The first question is: how to solve the situation?
The second question is: In jupyter notebook, after I run the code cell (for the first time), I get the error, then If I run the same code cell again, then there is no error. What is happening? I found that even the second run enables the function.remote(), I can’t get the result with ray.get().
When you first decoreate your method with ray.remote, Ray serializes the function definition and export it to its storage (so that other workers can import it and use it). At this time, if your function def is too big, the error occurs.
I think the reason why it doesn’t occur in the second time is because it has been already exported.
It usually happens if your application “captures” some objects implicitly. For example,
obj = <big_obj>
@ray.remote
def f():
return obj
In this case, the big object obj is embedded into the remote method, and when it is serialized, the whole value is included. You can avoid this by passing the obj instead of passing it implicitly.
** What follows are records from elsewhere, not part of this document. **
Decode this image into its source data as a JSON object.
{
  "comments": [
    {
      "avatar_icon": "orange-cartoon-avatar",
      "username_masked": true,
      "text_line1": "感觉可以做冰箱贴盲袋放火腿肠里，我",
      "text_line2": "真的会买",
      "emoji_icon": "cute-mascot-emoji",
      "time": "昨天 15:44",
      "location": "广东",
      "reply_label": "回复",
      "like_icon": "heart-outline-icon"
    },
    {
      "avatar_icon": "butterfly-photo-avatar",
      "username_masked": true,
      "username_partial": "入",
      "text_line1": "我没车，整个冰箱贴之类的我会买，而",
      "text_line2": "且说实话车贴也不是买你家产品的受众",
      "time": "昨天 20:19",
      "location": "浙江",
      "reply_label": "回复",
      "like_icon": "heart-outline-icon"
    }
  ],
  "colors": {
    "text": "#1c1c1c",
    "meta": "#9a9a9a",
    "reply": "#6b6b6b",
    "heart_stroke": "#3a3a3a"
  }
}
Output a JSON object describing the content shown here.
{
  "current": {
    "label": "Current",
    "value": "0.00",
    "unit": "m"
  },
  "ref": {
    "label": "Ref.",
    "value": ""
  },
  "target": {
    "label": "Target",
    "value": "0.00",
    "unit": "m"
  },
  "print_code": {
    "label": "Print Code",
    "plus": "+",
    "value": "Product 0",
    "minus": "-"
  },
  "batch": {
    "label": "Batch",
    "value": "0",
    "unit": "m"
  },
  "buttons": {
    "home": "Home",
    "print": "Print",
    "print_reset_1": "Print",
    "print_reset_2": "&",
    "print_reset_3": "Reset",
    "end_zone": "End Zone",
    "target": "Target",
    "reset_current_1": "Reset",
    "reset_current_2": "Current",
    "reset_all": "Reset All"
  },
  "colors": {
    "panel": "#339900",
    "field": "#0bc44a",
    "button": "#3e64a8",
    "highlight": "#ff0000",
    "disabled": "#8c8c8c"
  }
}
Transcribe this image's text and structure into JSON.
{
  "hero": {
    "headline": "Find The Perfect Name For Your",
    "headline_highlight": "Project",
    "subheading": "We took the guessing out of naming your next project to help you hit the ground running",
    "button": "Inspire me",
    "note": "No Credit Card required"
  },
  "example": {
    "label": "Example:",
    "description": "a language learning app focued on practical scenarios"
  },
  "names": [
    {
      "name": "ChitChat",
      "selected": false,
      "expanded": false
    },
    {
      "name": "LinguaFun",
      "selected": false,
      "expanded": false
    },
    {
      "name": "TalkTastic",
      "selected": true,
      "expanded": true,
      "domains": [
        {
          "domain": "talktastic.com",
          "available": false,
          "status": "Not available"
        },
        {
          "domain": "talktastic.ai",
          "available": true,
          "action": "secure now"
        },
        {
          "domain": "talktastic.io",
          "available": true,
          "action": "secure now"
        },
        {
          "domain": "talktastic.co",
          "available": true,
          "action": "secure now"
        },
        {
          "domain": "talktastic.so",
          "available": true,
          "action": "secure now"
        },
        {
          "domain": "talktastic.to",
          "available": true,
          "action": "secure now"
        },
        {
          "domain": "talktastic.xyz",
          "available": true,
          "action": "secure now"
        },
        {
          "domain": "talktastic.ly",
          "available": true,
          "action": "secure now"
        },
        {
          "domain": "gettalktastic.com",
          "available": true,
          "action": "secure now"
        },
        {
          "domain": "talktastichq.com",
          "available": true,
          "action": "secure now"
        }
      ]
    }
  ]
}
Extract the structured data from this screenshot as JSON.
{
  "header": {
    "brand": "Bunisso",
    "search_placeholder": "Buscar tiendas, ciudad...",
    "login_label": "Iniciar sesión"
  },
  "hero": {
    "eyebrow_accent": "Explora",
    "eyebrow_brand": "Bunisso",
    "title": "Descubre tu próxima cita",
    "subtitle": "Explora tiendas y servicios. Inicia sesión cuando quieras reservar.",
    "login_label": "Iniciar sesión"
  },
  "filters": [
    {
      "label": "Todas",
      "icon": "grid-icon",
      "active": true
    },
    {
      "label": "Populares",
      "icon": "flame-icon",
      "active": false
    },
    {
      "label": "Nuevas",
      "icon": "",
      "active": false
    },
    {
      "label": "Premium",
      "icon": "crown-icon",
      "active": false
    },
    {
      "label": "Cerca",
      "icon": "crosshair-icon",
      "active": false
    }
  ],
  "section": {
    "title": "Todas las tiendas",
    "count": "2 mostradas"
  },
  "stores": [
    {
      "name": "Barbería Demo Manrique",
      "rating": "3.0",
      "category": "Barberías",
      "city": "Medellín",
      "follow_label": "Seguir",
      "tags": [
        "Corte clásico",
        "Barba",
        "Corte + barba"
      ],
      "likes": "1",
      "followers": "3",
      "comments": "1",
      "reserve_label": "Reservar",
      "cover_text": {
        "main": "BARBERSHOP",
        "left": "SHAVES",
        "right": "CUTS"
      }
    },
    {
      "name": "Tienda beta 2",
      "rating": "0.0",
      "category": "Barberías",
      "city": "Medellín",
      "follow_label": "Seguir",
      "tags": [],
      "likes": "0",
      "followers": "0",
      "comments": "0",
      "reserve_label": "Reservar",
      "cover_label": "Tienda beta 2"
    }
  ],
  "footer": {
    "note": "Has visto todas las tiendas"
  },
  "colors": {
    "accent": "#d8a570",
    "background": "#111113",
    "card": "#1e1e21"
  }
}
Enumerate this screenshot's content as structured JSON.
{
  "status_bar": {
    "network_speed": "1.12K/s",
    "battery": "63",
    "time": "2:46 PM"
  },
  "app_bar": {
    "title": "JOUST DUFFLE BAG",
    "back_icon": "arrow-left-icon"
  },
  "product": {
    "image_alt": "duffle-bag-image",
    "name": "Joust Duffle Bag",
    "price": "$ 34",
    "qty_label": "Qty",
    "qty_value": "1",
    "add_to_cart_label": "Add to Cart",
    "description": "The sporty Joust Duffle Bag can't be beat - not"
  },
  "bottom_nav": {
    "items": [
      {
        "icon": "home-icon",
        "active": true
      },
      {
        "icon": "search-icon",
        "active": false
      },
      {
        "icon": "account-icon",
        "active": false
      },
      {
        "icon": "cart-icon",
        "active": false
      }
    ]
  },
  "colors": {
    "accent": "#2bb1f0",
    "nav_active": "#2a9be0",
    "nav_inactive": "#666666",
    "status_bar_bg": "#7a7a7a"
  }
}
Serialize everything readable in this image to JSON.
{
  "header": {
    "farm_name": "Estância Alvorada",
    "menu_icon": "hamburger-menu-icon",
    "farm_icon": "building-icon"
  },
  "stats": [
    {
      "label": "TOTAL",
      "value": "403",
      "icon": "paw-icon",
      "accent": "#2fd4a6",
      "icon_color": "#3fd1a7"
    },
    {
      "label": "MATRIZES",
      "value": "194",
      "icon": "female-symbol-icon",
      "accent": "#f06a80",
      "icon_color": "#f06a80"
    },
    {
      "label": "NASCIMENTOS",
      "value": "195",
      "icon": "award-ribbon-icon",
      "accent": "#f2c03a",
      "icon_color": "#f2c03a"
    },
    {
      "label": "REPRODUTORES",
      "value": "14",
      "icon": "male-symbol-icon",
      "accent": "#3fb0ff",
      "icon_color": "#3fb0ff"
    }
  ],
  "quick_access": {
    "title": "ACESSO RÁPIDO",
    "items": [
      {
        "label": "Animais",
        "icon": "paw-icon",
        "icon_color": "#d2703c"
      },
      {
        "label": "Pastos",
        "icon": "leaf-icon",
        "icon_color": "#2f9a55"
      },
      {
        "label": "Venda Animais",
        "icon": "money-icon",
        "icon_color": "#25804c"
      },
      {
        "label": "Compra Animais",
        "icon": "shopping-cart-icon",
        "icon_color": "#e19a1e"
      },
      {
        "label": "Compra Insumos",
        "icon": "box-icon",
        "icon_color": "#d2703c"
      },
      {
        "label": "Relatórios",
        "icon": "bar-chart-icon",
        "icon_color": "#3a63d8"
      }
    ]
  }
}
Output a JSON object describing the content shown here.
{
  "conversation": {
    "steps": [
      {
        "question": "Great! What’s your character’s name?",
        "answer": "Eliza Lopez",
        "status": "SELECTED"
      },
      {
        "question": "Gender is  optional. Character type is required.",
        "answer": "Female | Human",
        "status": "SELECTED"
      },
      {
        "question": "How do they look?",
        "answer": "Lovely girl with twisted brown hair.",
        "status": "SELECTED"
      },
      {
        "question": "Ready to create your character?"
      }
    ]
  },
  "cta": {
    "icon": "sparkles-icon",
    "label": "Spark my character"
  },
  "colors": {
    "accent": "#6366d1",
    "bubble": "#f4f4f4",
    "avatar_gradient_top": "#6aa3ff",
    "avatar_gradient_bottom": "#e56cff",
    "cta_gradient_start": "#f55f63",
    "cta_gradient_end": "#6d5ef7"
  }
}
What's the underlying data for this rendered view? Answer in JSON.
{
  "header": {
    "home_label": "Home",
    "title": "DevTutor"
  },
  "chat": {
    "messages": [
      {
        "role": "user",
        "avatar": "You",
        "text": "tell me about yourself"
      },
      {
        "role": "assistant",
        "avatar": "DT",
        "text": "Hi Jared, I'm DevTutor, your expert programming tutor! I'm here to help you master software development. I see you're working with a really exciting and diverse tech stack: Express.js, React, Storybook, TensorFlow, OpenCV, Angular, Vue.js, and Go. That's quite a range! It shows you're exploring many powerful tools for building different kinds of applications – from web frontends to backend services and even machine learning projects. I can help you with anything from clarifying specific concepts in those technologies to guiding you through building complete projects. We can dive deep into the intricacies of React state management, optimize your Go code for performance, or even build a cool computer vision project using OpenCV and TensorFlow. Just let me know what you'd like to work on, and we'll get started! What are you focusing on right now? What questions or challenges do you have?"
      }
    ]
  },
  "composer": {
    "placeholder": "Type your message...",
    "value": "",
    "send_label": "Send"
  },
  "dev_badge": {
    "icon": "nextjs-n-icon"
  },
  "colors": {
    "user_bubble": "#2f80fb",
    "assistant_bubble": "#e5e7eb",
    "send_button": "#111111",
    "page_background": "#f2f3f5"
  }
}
actions # a list, contains about 2000k elements
metric # a class instance with some methods
@ray.remote
def get_reward(action):
a = metric.method1(action)
b = metric.method2(a)
c = metric.method3(b)
return c
rewards = ray.get([get_reward.remote(action) for action in actions])
The remote function main.get_reward is too large (521 MiB > FUNCTION_SIZE_ERROR_THRESHOLD=95 MiB).
And I also tried something like this:
actions # a list, contains about 2000k elements
metric # a class instance with some methods
@ray.remote
def get_reward(action, metric):
a = metric.method1(action)
b = metric.method2(a)
c = metric.method3(b)
return c
metric_ = ray.put(metric)
rewards = ray.get([get_reward.remote(action, metric_) for action in actions])
and I found it a little bit faster than the for loop but I don’t know if it is the right solution to the first code block (also I found only a few amount of each cpu core is used)
From the second code, do you still get the message The remote function main.get_reward is too large (521 MiB > FUNCTION_SIZE_ERROR_THRESHOLD=95 MiB).?
Also, about the CPU usage, it is probably because your get_reward method is too short or not use enough CPU. I recommend you to take a look at Tips for first-time users — Ray 3.0.0.dev0.
You can measure the remote task time by
@ray.remote
def get_reward(action, metric):
import time
start = time.time()
a = metric.method1(action)
b = metric.method2(a)
c = metric.method3(b)
print(time.time() - start)
return c
if your metric.method is IO heavy, it is possible, the remote task is not using enough CPU. In this case, you can request less CPU on your task
I don’t get the error message with the second code, however, I’m still curious if the second code is the optimal solution to the error message.
The reason why I mention about the CPU usage is: when I use multiprocessing module (map function) to do the same job, I found the code fully utilize the CPU.
How long does get_reward run normally? I think we need to understand if the bottleneck is serializing/deseiralizing metrics_ class or not. If that’s the bottleneck, you can use actors alternatively.
It is hard to answer why multiprocessing utilizes CPU better without seeing the actual code. Do you know how many processes your multiprocessing code starts?